Supporting the Arts in Western Massachusetts and Beyond

March 12, 2012

Brahms & Harris

Springfield Symphony, Springfield, MA
www.springfieldsymphony.org
March 10, 2012
by Michael J. Moran


For the fourth concert in its 2011-2012 “Classical” series, Music Director Kevin Rhodes led the Springfield Symphony Orchestra in what he called, in a recent interview with the Springfield Republican, a “bizarre collection of pieces” which he promised would be “a wild experience to hear…together” for their common “reuse in the best sense of the word” of pre-existing material.


Two familiar works of Brahms surrounded two rarities by American composers. The concert began with the “Variations on a Theme of Haydn,” which Brahms wrote in 1873 as a theme, eight variations, and a finale. The opening theme, which later research has shown may not actually be Haydn’s, is ingeniously varied and transformed in each succeeding variation, and the slightly reduced orchestra rendered its every contrasting shift of tempo and dynamics with unerring precision and charm.

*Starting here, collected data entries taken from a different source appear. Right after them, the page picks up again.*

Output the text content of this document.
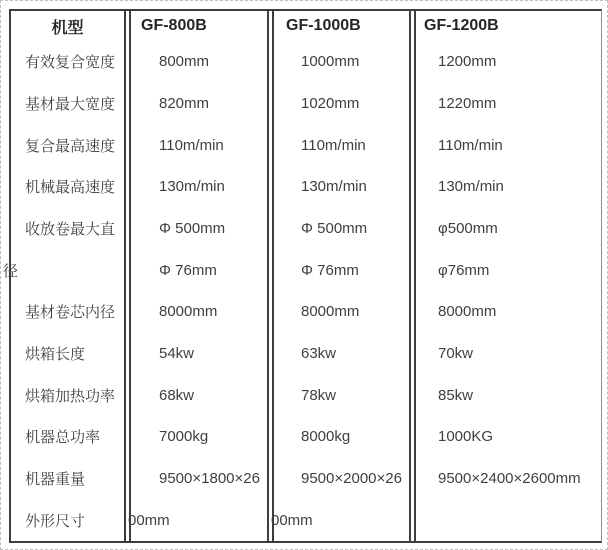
机型
有效复合宽度
基材最大宽度
复合最高速度
机械最高速度
收放卷最大直
径
基材卷芯内径
烘箱长度
烘箱加热功率
机器总功率
机器重量
外形尺寸
GF-800B
800mm
820mm
110m/min
130m/min
Φ 500mm
Φ 76mm
8000mm
54kw
68kw
7000kg
9500×1800×26
00mm
GF-1000B
1000mm
1020mm
110m/min
130m/min
Φ 500mm
Φ 76mm
8000mm
63kw
78kw
8000kg
9500×2000×26
00mm
GF-1200B
1200mm
1220mm
110m/min
130m/min
φ500mm
φ76mm
8000mm
70kw
85kw
1000KG
9500×2400×2600mm
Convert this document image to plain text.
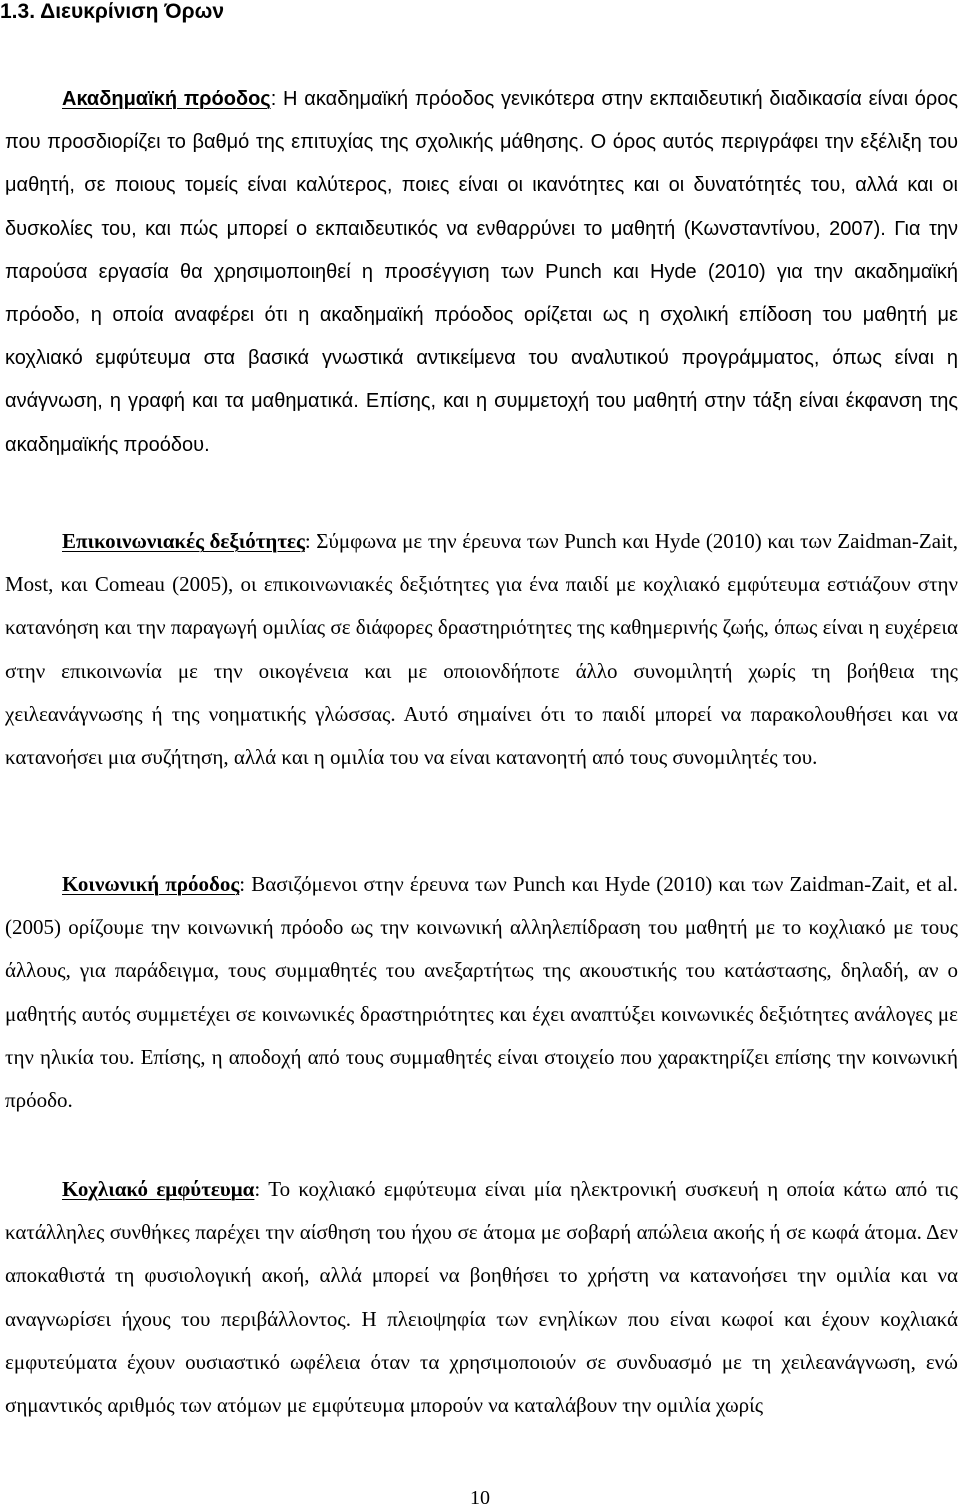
1.3. Διευκρίνιση Όρων

Ακαδημαϊκή πρόοδος: Η ακαδημαϊκή πρόοδος γενικότερα στην εκπαιδευτική διαδικασία είναι όρος που προσδιορίζει το βαθμό της επιτυχίας της σχολικής μάθησης. Ο όρος αυτός περιγράφει την εξέλιξη του μαθητή, σε ποιους τομείς είναι καλύτερος, ποιες είναι οι ικανότητες και οι δυνατότητές του, αλλά και οι δυσκολίες του, και πώς μπορεί ο εκπαιδευτικός να ενθαρρύνει το μαθητή (Κωνσταντίνου, 2007). Για την παρούσα εργασία θα χρησιμοποιηθεί η προσέγγιση των Punch και Hyde (2010) για την ακαδημαϊκή πρόοδο, η οποία αναφέρει ότι η ακαδημαϊκή πρόοδος ορίζεται ως η σχολική επίδοση του μαθητή με κοχλιακό εμφύτευμα στα βασικά γνωστικά αντικείμενα του αναλυτικού προγράμματος, όπως είναι η ανάγνωση, η γραφή και τα μαθηματικά. Επίσης, και η συμμετοχή του μαθητή στην τάξη είναι έκφανση της ακαδημαϊκής προόδου.

Επικοινωνιακές δεξιότητες: Σύμφωνα με την έρευνα των Punch και Hyde (2010) και των Zaidman-Zait, Most, και Comeau (2005), οι επικοινωνιακές δεξιότητες για ένα παιδί με κοχλιακό εμφύτευμα εστιάζουν στην κατανόηση και την παραγωγή ομιλίας σε διάφορες δραστηριότητες της καθημερινής ζωής, όπως είναι η ευχέρεια στην επικοινωνία με την οικογένεια και με οποιονδήποτε άλλο συνομιλητή χωρίς τη βοήθεια της χειλεανάγνωσης ή της νοηματικής γλώσσας. Αυτό σημαίνει ότι το παιδί μπορεί να παρακολουθήσει και να κατανοήσει μια συζήτηση, αλλά και η ομιλία του να είναι κατανοητή από τους συνομιλητές του.

Κοινωνική πρόοδος: Βασιζόμενοι στην έρευνα των Punch και Hyde (2010) και των Zaidman-Zait, et al. (2005) ορίζουμε την κοινωνική πρόοδο ως την κοινωνική αλληλεπίδραση του μαθητή με το κοχλιακό με τους άλλους, για παράδειγμα, τους συμμαθητές του ανεξαρτήτως της ακουστικής του κατάστασης, δηλαδή, αν ο μαθητής αυτός συμμετέχει σε κοινωνικές δραστηριότητες και έχει αναπτύξει κοινωνικές δεξιότητες ανάλογες με την ηλικία του. Επίσης, η αποδοχή από τους συμμαθητές είναι στοιχείο που χαρακτηρίζει επίσης την κοινωνική πρόοδο.

Κοχλιακό εμφύτευμα: Το κοχλιακό εμφύτευμα είναι μία ηλεκτρονική συσκευή η οποία κάτω από τις κατάλληλες συνθήκες παρέχει την αίσθηση του ήχου σε άτομα με σοβαρή απώλεια ακοής ή σε κωφά άτομα. Δεν αποκαθιστά τη φυσιολογική ακοή, αλλά μπορεί να βοηθήσει το χρήστη να κατανοήσει την ομιλία και να αναγνωρίσει ήχους του περιβάλλοντος. Η πλειοψηφία των ενηλίκων που είναι κωφοί και έχουν κοχλιακά εμφυτεύματα έχουν ουσιαστικό ωφέλεια όταν τα χρησιμοποιούν σε συνδυασμό με τη χειλεανάγνωση, ενώ σημαντικός αριθμός των ατόμων με εμφύτευμα μπορούν να καταλάβουν την ομιλία χωρίς

10
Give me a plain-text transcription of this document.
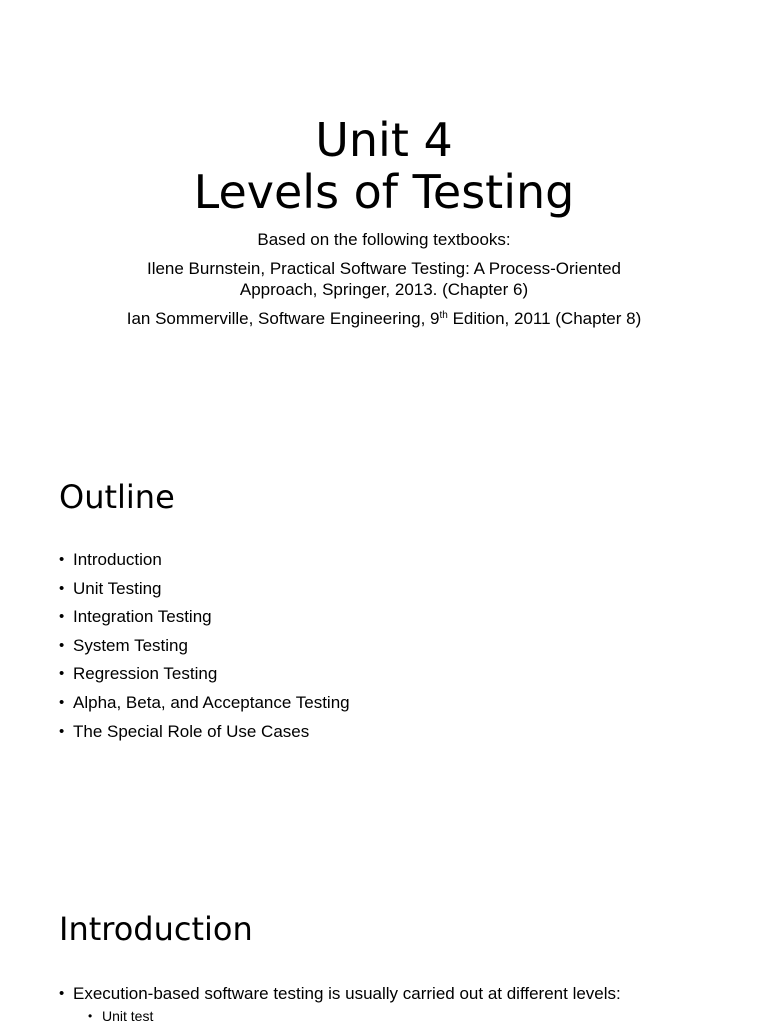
Unit 4
Levels of Testing
Based on the following textbooks:
Ilene Burnstein, Practical Software Testing: A Process-Oriented
Approach, Springer, 2013. (Chapter 6)
Ian Sommerville, Software Engineering, 9th Edition, 2011 (Chapter 8)
Outline
• Introduction
• Unit Testing
• Integration Testing
• System Testing
• Regression Testing
• Alpha, Beta, and Acceptance Testing
• The Special Role of Use Cases
Introduction
• Execution-based software testing is usually carried out at different levels:
• Unit test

Next came a thrilling performance of Roy Harris’ “Symphony No. 3,” a 1938 masterpiece whose craggy harmonies evoke the wide open spaces of the composer’s native Oklahoma. In one 18-minute movement with five sections, the piece reflects a wide range of influences, from medieval plainchant to Renaissance polyphony to American folk music. This powerful score deserves to become a repertory staple, and kudos to Rhodes for reviving it.


Intermission was followed by the least known and most exotic work on the program, Alan Hovhaness’ 1979 “Guitar Concerto No. 1.” Soloist Denis Azabagic launched into a virtuoso account of this dramatic and gorgeous 32-minute piece, which adds a Spanish flavor to Hovhaness' special love for Armenian traditional and liturgical music. Along with shimmering percussion throughout, a series of guitar duets with solo woodwinds and strings in the central slow movement were especially lovely.


In a counterintuitive but canny stroke, Rhodes and his musicians closed the concert with a joyous romp through Brahms’ “Academic Festival Overture,” an 1879 commission from the University of Breslau which quotes several student drinking songs and ended this imaginative program on a crowd-pleasing high note.